Marta Vázquez Fernández
Marta Vázquez OURENSE / LA VOZ

OURENSE CIUDAD

Una operación contra el tráfico de heroína realizada en Vilanova
Una operación contra el tráfico de heroína realizada en Vilanova

Detenido en Pontevedra el turco Sadullah Unnu, uno de los mayores traficantes de heroína de Europa

16 jul 2019 . Actualizado a las 23:14 h.

La desarticulación de una red de tráfico de drogas efectuada en los últimos días por agentes de la Udyco, dirigidos por el fiscal antidroga de Ourense, Miguel Ruiz, y el titular del Juzgado de Instrucción 1 de esa ciudad, Leonardo Álvarez, ha permitido la detención del hombre que en medios policiales está considerado como uno de los mayores traficantes de heroína de Europa. Sadullah Unnu, de 61 años, nacido en Turquía y de nacionalidad holandesa, fue detenido el viernes en Pontevedra con siete kilos de heroína ocultos en una caleta de su Audi A3. La droga se la iba a vender a Francisco Javier Janeiro Rodríguez, un arousano de 53 años afincado en Ourense que también fue arrestado, junto a toda su familia, en la misma operación, en la que se han efectuado un total de 17 arrestos, localizándose además 66 kilos de speed y 125.000 euros en efectivo.

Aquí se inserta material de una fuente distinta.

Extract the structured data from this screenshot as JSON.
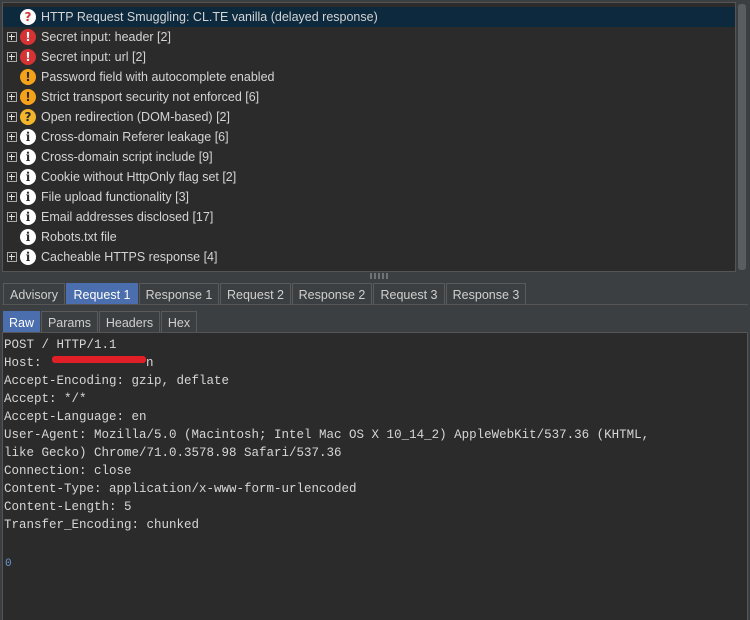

Un resultado exitoso para una compleja investigación que se puso en marcha en A Coruña el pasado mes de enero. Los agentes policiales detectaron a comienzos del 2019 varios movimientos de heroína en grandes cantidades por parte de Francisco Javier, apodado Javillo. Las pesquisas situaron al que parecía ser el proveedor en la ciudad de As Burgas. La visitó varias veces y su presencia no pasó desapercibida para los investigadores, pero había que hilar muy fino para poder arrestarlo con droga. Entre ochenta y cien agentes, ninguno de la comisaría de Ourense, se volcaron entonces en un dispositivo que trabajó con suma discreción para localizar a un hombre, Sadullah, tan experto en mover heroína por toda Europa que se le considera un bróker de la droga. Siempre en su coche, en el que según los investigadores prácticamente «vivía» y con el que recorría grandes distancias. Los agentes, de hecho, llegaron a seguirlo a lo largo de dos mil kilómetros en una sola jornada.

Más de treinta teléfonos fueron intervenidos para establecer un patrón de movimientos y vincular al proveedor con los sospechosos afincados en Ourense. Pero no resultó sencillo por las fuertes medidas de seguridad que se tomaba el turco, acostumbrado a reunirse personalmente con sus colabores o clientes y siempre en zonas poco pobladas, en las que la vigilancia resultaba sumamente complicada.